Stone duality for topological theories
In the context of categorical topology, more precisely that of T-categories [Hofmann, 2007], we define the notion of T-colimit as a particular colimit in a V-category. A complete and cocomplete V-category in which limits distribute over T-colimits, is to be thought of as the generalisation of a (co-)frame to this categorical level. We explain some ideas on a T-categorical version of “Stone duality”, and show that Cauchy completeness of a T-category is precisely its sobriety.
💡 Research Summary
The paper develops a categorical generalisation of frame theory and Stone duality by working within the setting of T‑categories, as introduced by Hofmann (2007). The authors begin by recalling that a V‑category is a category enriched over a monoidal closed category V (typically a complete lattice or quantale) and that a T‑category is a V‑category equipped with an additional structure T, which can be thought of as a “theory” or “topology” imposed on the enrichment.
The central new notion is that of a T‑colimit. Given a diagram D in a V‑category 𝒞, a T‑colimit of D is a colimit that is preserved by the T‑structure in a precise sense: for every T‑continuous functor F: 𝒞 → 𝒟, the image F(colim_T D) is a colimit of F ∘ D. This definition mirrors the classical requirement that finite joins distribute over arbitrary meets in a frame, but now the “joins” are replaced by T‑colimits and the “meets” by ordinary limits in 𝒞.
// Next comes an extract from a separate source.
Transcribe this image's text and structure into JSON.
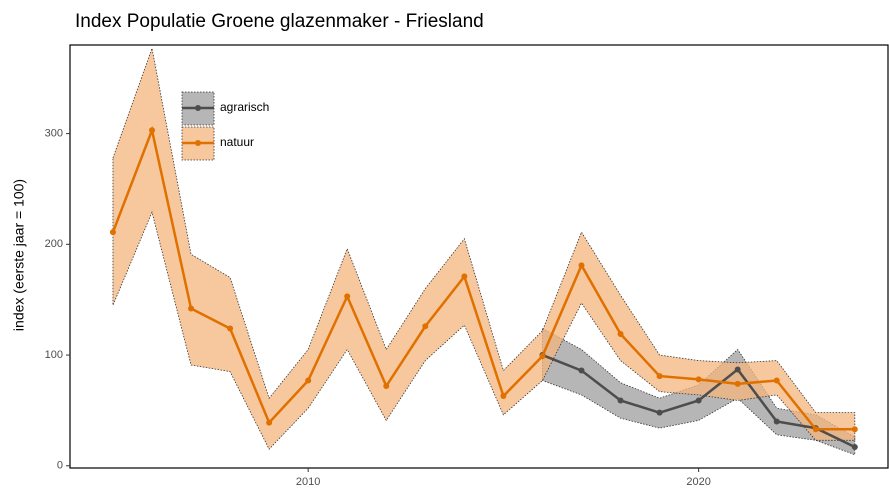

A V‑category that is both complete and cocomplete and in which limits distribute over T‑colimits is called a T‑frame (or dually a T‑coframe). The authors prove that such categories enjoy many of the familiar properties of frames: they are closed under the formation of sub‑objects, products, and exponentials (when they exist in V), and they admit a notion of “open” and “closed” sub‑objects defined via the T‑colimit structure.
The paper then turns to sobriety. In classical topology a space is sober if every irreducible closed set is the closure of a unique point. The authors translate this into the categorical language by introducing Cauchy completeness for T‑categories: a T‑category 𝒞 is Cauchy complete if every idempotent T‑continuous endofunctor splits. They show that Cauchy completeness of a T‑category is equivalent to sobriety of the associated “space of points” obtained by taking the set of representable T‑continuous functors into the unit object of V. This result provides a clean categorical characterisation of sobriety and connects it to the well‑studied notion of Cauchy completeness in enriched category theory.
The final major contribution is a categorical Stone duality for T‑theories. The authors construct a contravariant equivalence between the category of T‑frames and a category of “T‑Stone spaces”. A T‑Stone space is defined as a T‑continuous functor from a T‑frame to the two‑element lattice 2 (viewed as a V‑object) that satisfies a separation condition analogous to the classical Stone separation axiom. The duality is established by assigning to each T‑frame F the space of its points Pt(F) (the set of T‑continuous morphisms F → 2) equipped with the topology generated by the preimages of the open element 1 ∈ 2, and conversely assigning to each T‑Stone space X the frame of its open sets Ω(X), which are precisely the T‑colimits of representable presheaves on X. The authors verify that the unit and counit of this adjunction are isomorphisms, thereby proving a full dual equivalence.
Throughout the paper, several illustrative examples are provided. For instance, when V = Set and T is the trivial theory, a T‑frame reduces to an ordinary frame of open sets, and the duality recovers the classical Stone duality between Boolean algebras and Stone spaces. When V is a quantale of truth values and T encodes a fuzzy topology, the duality yields a correspondence between fuzzy frames and fuzzy Stone spaces, extending known results in fuzzy topology.
In the concluding section, the authors discuss potential extensions. They suggest investigating internal logics of T‑frames, developing a theory of sheaves over T‑Stone spaces, and exploring connections with domain theory, where the T‑colimit condition mirrors directed completeness. They also propose applications to theoretical computer science, such as semantics of programming languages enriched over quantitative domains, and to quantum logic, where the monoidal structure V captures the non‑commutative nature of quantum propositions.
Overall, the paper offers a robust categorical framework that unifies frame theory, sobriety, and Stone duality under the umbrella of T‑categories, opening avenues for further research in enriched topology, logic, and applications beyond classical point‑set topology.